“Don’t forget- no one else sees the world the way you do, so no one else can tell the stories that you have to tell.” -Charles de Lint
I believe everyone was born to do something. My mother was born to touch others in the sweetest southern way, with bread and butter pickles and peanut butter chocolate chip cookies. The checker at the Harris Teeter and the mail clerk know her name. “Hey Julie, how you doin’ honey?” She was born for this warmth and ease with people.
My sister was born to be an artist. Walk into her home, and it’s resplendent with jewel tones, repurposed furniture, antiques, and art from around the world. It is all just-so, darling and homey at the same time.

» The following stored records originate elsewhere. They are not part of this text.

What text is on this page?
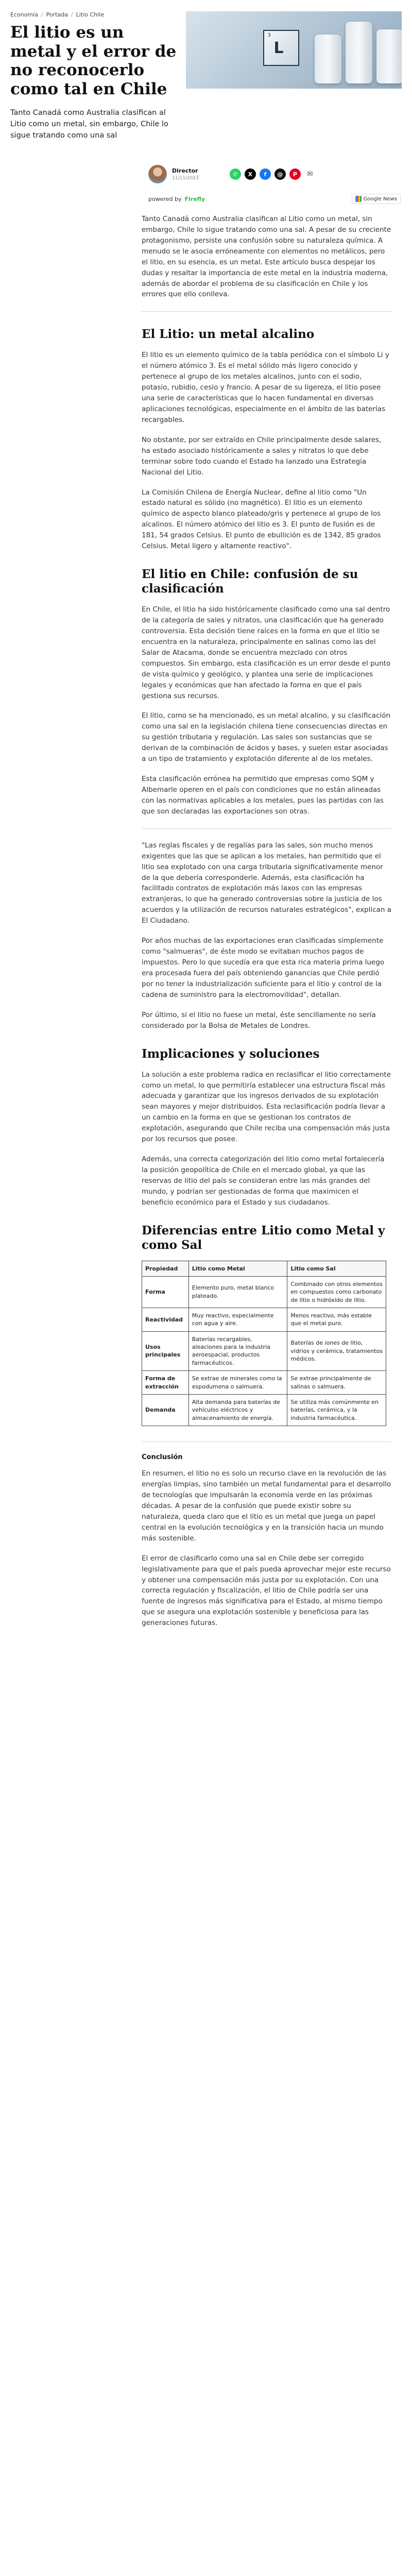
Economía / Portada / Litio Chile
El litio es un metal y el error de no reconocerlo como tal en Chile

Tanto Canadá como Australia clasifican al Litio como un metal, sin embargo, Chile lo sigue tratando como una sal

3
L
Director
11/11/2023
✆	X	f	@	P	✉
powered by Firefly	Google News

Tanto Canadá como Australia clasifican al Litio como un metal, sin embargo, Chile lo sigue tratando como una sal. A pesar de su creciente protagonismo, persiste una confusión sobre su naturaleza química. A menudo se le asocia erróneamente con elementos no metálicos, pero el litio, en su esencia, es un metal. Este artículo busca despejar los dudas y resaltar la importancia de este metal en la industria moderna, además de abordar el problema de su clasificación en Chile y los errores que ello conlleva.

El Litio: un metal alcalino

El litio es un elemento químico de la tabla periódica con el símbolo Li y el número atómico 3. Es el metal sólido más ligero conocido y pertenece al grupo de los metales alcalinos, junto con el sodio, potasio, rubidio, cesio y francio. A pesar de su ligereza, el litio posee una serie de características que lo hacen fundamental en diversas aplicaciones tecnológicas, especialmente en el ámbito de las baterías recargables.

No obstante, por ser extraído en Chile principalmente desde salares, ha estado asociado históricamente a sales y nitratos lo que debe terminar sobre todo cuando el Estado ha lanzado una Estrategia Nacional del Litio.

La Comisión Chilena de Energía Nuclear, define al litio como "Un estado natural es sólido (no magnético). El litio es un elemento químico de aspecto blanco plateado/gris y pertenece al grupo de los alcalinos. El número atómico del litio es 3. El punto de fusión es de 181, 54 grados Celsius. El punto de ebullición es de 1342, 85 grados Celsius. Metal ligero y altamente reactivo".

El litio en Chile: confusión de su clasificación

En Chile, el litio ha sido históricamente clasificado como una sal dentro de la categoría de sales y nitratos, una clasificación que ha generado controversia. Esta decisión tiene raíces en la forma en que el litio se encuentra en la naturaleza, principalmente en salinas como las del Salar de Atacama, donde se encuentra mezclado con otros compuestos. Sin embargo, esta clasificación es un error desde el punto de vista químico y geológico, y plantea una serie de implicaciones legales y económicas que han afectado la forma en que el país gestiona sus recursos.

El litio, como se ha mencionado, es un metal alcalino, y su clasificación como una sal en la legislación chilena tiene consecuencias directas en su gestión tributaria y regulación. Las sales son sustancias que se derivan de la combinación de ácidos y bases, y suelen estar asociadas a un tipo de tratamiento y explotación diferente al de los metales.

Esta clasificación errónea ha permitido que empresas como SQM y Albemarle operen en el país con condiciones que no están alineadas con las normativas aplicables a los metales, pues las partidas con las que son declaradas las exportaciones son otras.

"Las reglas fiscales y de regalías para las sales, son mucho menos exigentes que las que se aplican a los metales, han permitido que el litio sea explotado con una carga tributaria significativamente menor de la que debería corresponderle. Además, esta clasificación ha facilitado contratos de explotación más laxos con las empresas extranjeras, lo que ha generado controversias sobre la justicia de los acuerdos y la utilización de recursos naturales estratégicos", explican a El Ciudadano.

Por años muchas de las exportaciones eran clasificadas simplemente como "salmueras", de éste modo se evitaban muchos pagos de impuestos. Pero lo que sucedía era que esta rica materia prima luego era procesada fuera del país obteniendo ganancias que Chile perdió por no tener la industrialización suficiente para el litio y control de la cadena de suministro para la electromovilidad", detallan.

Por último, si el litio no fuese un metal, éste sencillamente no sería considerado por la Bolsa de Metales de Londres.

Implicaciones y soluciones

La solución a este problema radica en reclasificar el litio correctamente como un metal, lo que permitiría establecer una estructura fiscal más adecuada y garantizar que los ingresos derivados de su explotación sean mayores y mejor distribuidos. Esta reclasificación podría llevar a un cambio en la forma en que se gestionan los contratos de explotación, asegurando que Chile reciba una compensación más justa por los recursos que posee.

Además, una correcta categorización del litio como metal fortalecería la posición geopolítica de Chile en el mercado global, ya que las reservas de litio del país se consideran entre las más grandes del mundo, y podrían ser gestionadas de forma que maximicen el beneficio económico para el Estado y sus ciudadanos.

Diferencias entre Litio como Metal y como Sal
Propiedad	Litio como Metal	Litio como Sal
Forma	Elemento puro, metal blanco plateado.	Combinado con otros elementos en compuestos como carbonato de litio o hidróxido de litio.
Reactividad	Muy reactivo, especialmente con agua y aire.	Menos reactivo, más estable que el metal puro.
Usos principales	Baterías recargables, aleaciones para la industria aeroespacial, productos farmacéuticos.	Baterías de iones de litio, vidrios y cerámica, tratamientos médicos.
Forma de extracción	Se extrae de minerales como la espodumena o salmuera.	Se extrae principalmente de salinas o salmuera.
Demanda	Alta demanda para baterías de vehículos eléctricos y almacenamiento de energía.	Se utiliza más comúnmente en baterías, cerámica, y la industria farmacéutica.
Conclusión

En resumen, el litio no es solo un recurso clave en la revolución de las energías limpias, sino también un metal fundamental para el desarrollo de tecnologías que impulsarán la economía verde en las próximas décadas. A pesar de la confusión que puede existir sobre su naturaleza, queda claro que el litio es un metal que juega un papel central en la evolución tecnológica y en la transición hacia un mundo más sostenible.

El error de clasificarlo como una sal en Chile debe ser corregido legislativamente para que el país pueda aprovechar mejor este recurso y obtener una compensación más justa por su explotación. Con una correcta regulación y fiscalización, el litio de Chile podría ser una fuente de ingresos más significativa para el Estado, al mismo tiempo que se asegura una explotación sostenible y beneficiosa para las generaciones futuras.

And me? I was born to do two things: sing and write. I’ve always known both, since I was an itty bitty girl singing Someday My Prince Shall Come with great fervor to my parents and writing poetry about life’s meaning at age seven. (I’ve always been a little intense, I guess.) Music and writing have always been there, like a steady thrumming backbeat through the changes and seasons of my life.
Writing holds an element of fear for me. There’s this uncomfortable, squirmy feeling I’ve tried to shake off for most of my twenties that no one wants to hear my story, that others misunderstand the odd journey of my life or judge me for it, that my story isn’t worth writing. But I’m learning, slowly, that each person’s story is beautiful, worthy and worth telling. That each viewpoint is valuable and can lend hope to others who might be struggling to hold on. And that, really, others’ opinions don’t matter. And so, this blog. It will be a little bit of my story. A little bit of new-born faith, a little bit of feminism, a little bit of what it’s like finishing college at 28 with 18-22 year olds, a little bit of re-starting a new life in my mid-twenties, and a lot of love. A lot of grace, hope and peace.
Come along with me for this soul-filled, beautiful, messy journey of life.